The first term on the right hand side may be evaluated further using

$$\boldsymbol{v} = \nabla_{\boldsymbol{e}_{0}}\boldsymbol{r}=\dot{r}^{i}\boldsymbol{e}_{i}+\boldsymbol{\omega}\times\boldsymbol{r}$$

which gives

$$\nabla_{\boldsymbol{u}}\boldsymbol{u}=\ddot{r}^{i}\boldsymbol{e}_{i}+\boldsymbol{\omega}\times(\dot{r}^{i}\boldsymbol{e}_{i})+\boldsymbol{\omega}\times(\dot{r}^{i}\boldsymbol{e}_{i}+\boldsymbol{\omega}\times\boldsymbol{r})+\nabla_{e_{0}}\boldsymbol{\omega}\times\boldsymbol{r}+\boldsymbol{b}.$$

Now, I define the following “derivatives w.r.t fixed axes of S”

$$\boldsymbol{\ddot{r}_{S}}=\ddot{r}^{i}\boldsymbol{e}_{i}$$
$$\boldsymbol{\dot{r}_{S}}=\dot{r}^{i}\boldsymbol{e}_{i}$$

The dots are only meant as suggestive notation. These are not the derivatives of any vectors, in particular ##\boldsymbol{\dot{r}_{S}}## is not equal to the relative velocity defined above ##\boldsymbol{\boldsymbol{\dot{r}_{S}}}\neq\boldsymbol{v}=\boldsymbol{\boldsymbol{\dot{r}_{S}}}+\boldsymbol{\omega}\times\boldsymbol{r}##. The Second Law thus reads

$$m\boldsymbol{\ddot{r}_{S}}=\boldsymbol{F}-2m\boldsymbol{\omega}\times\boldsymbol{\dot{r}_{S}}-m\boldsymbol{\omega}\times\left(\boldsymbol{\omega}\times\boldsymbol{r}\right)-m\boldsymbol{\dot{\omega}}\times\boldsymbol{r}-m\boldsymbol{b},$$

where now the right hand side contains all the usual fictitious forces. But those are no more “fictitious” than ##m\boldsymbol{\ddot{r}_{S}}## on the left hand side. Both are just components of the absolute (covariant) acceleration of the particle. If one reviews the usual elementary treatments of “accelerated frames”, I think this is exactly what they do to derive the formulas. Only they are not talking about “covariant derivatives”, but more vaguely of “derivatives with respect to axes that are fixed in space”. But this is the same thing if “fixed in space” means ##\boldsymbol{\omega}=0## and ##\boldsymbol{b}=0##.
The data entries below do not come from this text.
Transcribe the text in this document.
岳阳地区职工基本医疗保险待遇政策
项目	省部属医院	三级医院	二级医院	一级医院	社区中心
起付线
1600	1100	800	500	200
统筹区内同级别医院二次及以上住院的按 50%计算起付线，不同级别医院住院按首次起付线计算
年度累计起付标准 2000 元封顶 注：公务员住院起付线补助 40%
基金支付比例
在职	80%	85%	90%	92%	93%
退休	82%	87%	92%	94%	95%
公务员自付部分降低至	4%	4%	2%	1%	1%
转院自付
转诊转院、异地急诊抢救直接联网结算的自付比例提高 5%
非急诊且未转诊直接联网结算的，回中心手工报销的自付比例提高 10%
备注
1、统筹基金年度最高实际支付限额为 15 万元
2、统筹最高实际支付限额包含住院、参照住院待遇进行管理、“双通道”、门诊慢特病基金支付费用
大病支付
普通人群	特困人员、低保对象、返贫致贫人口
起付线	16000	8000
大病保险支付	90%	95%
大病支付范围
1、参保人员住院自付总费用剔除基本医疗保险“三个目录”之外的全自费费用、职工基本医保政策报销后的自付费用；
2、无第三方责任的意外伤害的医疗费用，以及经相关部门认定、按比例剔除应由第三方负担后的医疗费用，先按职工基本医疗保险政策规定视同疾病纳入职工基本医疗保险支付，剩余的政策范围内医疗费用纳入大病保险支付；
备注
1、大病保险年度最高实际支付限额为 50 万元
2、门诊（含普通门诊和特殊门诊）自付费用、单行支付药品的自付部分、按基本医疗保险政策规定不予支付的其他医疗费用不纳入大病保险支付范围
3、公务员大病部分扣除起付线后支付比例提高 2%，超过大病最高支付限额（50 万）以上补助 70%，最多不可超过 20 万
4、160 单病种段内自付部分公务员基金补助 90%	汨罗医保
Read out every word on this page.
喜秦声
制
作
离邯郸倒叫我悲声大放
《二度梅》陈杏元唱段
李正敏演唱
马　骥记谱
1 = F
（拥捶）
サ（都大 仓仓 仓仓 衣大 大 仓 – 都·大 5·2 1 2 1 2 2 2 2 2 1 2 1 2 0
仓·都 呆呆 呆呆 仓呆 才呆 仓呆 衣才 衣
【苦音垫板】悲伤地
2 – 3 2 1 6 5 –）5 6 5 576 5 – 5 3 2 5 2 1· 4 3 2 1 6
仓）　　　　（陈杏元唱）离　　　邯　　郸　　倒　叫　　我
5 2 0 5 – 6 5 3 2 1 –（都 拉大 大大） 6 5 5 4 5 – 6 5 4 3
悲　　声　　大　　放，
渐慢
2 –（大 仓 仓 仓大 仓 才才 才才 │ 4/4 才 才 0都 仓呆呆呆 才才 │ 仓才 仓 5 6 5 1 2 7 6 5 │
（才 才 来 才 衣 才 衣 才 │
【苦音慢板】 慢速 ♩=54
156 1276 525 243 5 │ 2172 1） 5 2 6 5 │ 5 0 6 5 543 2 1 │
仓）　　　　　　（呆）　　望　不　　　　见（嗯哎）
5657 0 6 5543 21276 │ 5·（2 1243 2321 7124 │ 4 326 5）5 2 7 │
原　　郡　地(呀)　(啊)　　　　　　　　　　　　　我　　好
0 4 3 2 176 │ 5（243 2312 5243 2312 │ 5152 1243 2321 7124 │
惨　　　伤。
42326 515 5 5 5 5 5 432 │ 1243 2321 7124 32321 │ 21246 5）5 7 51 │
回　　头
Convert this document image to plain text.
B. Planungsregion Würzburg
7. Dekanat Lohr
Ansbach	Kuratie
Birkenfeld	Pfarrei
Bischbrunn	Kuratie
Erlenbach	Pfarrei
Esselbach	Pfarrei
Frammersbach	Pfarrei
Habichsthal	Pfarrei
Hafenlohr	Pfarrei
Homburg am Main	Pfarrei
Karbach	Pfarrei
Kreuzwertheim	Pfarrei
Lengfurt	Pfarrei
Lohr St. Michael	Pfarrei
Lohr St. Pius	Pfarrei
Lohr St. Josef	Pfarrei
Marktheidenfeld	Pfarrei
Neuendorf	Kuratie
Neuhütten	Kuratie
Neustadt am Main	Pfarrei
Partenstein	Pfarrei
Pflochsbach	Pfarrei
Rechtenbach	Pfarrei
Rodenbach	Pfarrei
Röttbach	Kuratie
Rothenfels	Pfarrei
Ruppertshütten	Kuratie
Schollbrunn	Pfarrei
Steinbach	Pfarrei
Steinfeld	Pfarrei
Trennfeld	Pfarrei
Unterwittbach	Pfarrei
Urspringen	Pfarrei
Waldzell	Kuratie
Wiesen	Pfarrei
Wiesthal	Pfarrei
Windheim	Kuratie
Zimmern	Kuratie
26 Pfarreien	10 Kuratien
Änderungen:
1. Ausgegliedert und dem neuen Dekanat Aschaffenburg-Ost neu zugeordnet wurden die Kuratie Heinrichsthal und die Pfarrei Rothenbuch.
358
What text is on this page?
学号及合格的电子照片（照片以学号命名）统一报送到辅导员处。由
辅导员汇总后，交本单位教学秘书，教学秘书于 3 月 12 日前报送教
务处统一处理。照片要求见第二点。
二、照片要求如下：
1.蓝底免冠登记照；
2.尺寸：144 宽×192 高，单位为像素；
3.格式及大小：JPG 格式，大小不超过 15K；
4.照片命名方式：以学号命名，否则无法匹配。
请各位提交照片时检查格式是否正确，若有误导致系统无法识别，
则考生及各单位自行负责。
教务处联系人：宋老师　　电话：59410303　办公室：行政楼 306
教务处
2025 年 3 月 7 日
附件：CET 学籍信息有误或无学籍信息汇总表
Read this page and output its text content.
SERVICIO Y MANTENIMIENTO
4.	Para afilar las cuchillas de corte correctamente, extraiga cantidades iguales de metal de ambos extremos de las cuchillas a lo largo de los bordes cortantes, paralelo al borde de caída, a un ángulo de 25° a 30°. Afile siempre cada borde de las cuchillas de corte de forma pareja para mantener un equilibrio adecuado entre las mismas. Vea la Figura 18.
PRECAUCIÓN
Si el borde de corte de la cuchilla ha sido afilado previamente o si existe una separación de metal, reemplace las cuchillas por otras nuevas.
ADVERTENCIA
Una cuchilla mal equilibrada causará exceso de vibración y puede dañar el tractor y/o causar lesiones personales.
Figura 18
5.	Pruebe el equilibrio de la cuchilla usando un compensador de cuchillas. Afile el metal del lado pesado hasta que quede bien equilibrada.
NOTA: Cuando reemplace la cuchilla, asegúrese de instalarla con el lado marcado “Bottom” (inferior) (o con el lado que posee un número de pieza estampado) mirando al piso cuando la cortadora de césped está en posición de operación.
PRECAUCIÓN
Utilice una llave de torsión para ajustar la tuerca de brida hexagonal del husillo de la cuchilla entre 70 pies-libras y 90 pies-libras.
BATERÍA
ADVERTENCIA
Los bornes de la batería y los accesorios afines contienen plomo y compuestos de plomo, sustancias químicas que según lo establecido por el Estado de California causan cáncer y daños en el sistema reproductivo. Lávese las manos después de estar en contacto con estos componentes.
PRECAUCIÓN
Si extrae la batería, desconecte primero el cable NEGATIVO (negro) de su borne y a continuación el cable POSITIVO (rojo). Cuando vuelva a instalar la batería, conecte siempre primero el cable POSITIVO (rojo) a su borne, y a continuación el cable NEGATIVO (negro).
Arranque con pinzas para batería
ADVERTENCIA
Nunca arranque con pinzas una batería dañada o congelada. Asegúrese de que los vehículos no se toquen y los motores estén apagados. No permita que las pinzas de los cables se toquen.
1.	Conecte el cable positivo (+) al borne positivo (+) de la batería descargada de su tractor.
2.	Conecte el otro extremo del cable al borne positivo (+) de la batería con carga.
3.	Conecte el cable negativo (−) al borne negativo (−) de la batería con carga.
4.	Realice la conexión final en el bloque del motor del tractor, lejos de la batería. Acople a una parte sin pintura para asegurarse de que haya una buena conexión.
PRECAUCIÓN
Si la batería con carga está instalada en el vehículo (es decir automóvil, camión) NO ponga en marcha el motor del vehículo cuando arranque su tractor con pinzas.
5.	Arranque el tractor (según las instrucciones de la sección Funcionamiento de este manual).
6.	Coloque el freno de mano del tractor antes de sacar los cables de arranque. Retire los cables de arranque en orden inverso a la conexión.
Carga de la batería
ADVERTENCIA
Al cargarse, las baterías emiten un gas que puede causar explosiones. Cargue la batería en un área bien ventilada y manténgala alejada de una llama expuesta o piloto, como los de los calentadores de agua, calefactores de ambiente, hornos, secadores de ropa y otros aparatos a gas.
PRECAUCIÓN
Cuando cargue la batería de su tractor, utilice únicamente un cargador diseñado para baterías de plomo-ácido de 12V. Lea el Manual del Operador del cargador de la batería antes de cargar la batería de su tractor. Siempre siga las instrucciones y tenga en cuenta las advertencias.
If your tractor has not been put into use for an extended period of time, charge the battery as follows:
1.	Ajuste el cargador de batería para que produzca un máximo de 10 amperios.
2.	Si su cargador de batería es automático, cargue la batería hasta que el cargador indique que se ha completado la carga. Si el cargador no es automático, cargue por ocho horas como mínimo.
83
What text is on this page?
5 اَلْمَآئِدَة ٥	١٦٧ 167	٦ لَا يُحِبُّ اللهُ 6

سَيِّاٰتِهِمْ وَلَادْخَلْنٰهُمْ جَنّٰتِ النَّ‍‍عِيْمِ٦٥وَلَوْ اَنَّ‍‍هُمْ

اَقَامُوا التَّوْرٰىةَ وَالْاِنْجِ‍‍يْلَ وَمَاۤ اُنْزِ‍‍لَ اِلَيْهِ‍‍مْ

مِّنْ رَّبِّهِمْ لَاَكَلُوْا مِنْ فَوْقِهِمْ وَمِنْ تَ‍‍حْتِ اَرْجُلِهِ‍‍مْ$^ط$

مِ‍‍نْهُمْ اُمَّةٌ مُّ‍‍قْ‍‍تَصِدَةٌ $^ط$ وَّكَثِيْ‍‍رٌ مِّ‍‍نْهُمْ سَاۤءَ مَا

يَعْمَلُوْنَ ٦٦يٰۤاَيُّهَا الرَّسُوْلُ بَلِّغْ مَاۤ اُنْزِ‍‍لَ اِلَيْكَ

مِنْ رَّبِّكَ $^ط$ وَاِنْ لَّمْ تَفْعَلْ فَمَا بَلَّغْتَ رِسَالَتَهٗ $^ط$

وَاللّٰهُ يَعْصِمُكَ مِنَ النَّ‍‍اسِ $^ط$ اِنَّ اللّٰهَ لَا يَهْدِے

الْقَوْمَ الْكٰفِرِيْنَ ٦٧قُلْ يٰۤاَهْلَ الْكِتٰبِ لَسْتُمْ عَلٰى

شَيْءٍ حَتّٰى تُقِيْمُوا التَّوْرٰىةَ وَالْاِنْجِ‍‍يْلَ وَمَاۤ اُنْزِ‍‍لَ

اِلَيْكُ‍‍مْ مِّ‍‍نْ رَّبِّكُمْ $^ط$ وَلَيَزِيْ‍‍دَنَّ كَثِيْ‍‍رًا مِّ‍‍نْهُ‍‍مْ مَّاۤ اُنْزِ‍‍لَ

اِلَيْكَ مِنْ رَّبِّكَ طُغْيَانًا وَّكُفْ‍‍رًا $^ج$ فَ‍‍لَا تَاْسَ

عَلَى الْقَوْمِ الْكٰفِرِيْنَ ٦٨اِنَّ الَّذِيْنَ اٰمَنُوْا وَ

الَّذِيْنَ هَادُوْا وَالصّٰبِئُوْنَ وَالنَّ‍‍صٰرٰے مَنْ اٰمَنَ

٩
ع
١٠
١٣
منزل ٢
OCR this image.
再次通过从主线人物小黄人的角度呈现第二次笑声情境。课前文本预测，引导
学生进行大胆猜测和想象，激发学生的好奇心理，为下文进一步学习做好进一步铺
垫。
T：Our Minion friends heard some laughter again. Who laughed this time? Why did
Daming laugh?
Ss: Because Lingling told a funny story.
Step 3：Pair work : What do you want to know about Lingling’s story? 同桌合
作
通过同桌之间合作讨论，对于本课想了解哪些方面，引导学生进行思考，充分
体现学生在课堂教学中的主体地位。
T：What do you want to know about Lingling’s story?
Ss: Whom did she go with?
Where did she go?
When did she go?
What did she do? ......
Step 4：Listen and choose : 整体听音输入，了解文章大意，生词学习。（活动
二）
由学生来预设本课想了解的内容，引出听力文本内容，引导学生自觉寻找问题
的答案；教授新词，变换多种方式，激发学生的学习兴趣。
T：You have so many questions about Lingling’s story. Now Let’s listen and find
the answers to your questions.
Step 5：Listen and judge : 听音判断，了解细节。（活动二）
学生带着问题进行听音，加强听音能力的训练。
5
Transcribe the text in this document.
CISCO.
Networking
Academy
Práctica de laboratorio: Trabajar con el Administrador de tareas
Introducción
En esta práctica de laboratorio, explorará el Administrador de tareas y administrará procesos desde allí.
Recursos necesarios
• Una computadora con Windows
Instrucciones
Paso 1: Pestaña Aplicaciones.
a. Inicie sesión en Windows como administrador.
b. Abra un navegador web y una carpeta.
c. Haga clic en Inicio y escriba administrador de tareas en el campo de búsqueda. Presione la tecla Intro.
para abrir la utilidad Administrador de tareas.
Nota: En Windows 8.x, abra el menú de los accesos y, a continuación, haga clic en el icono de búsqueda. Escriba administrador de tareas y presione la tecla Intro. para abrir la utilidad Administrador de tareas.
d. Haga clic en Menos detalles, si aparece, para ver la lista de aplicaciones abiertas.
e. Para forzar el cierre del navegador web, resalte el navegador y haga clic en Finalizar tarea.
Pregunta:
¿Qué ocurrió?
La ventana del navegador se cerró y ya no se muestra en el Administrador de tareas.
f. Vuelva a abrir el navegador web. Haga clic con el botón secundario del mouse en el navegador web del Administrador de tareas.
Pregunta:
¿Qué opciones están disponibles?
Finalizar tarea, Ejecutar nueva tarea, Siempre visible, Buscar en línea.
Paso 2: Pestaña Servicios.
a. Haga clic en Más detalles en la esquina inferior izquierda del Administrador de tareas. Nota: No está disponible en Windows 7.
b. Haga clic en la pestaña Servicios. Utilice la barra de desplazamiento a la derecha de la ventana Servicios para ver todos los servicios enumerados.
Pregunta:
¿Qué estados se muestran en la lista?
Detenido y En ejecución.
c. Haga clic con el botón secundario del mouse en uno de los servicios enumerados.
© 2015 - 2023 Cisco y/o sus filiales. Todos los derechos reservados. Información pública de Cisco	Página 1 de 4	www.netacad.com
At no point did I have to use the Third Law and still there was no logical problem defining inertial frames or formulating the First Law.

By the way it is natural to include Newtonian Gravity as curvature of space time, by stating the equivalence principle in the form "inertial motion = free fall". Then the Second Law formally holds as stated above. Only ##\boldsymbol{F}## is also free of gravitational forces, which are instead included in ##\nabla## and are in this sense more on par with inertial forces. Also all "inertial frames" become "local inertial frames".

 

[Dale]

a covariant formulation of Newtonian Mechanics, in which all laws of motion are given independently of any reference frame

Welcome to PF @vis_insita , what an excellent first post!

Do you have a reference for this approach? Also, since F is a vector field on spacetime then how do you introduce the third law?

 

[DrStupid]

Do you have any argument showing that Calkin’s formulation of Newton’s laws (not other formulations) requires N3 to define an inertial frame?

I need to know that formulation to answer this question. In the source you linked above I can see a wording for Lex III but not for I or II. There are a lot of statements about them, but I do not find the laws themselves. Maybe I just missed them. Could you please post the exact wordings?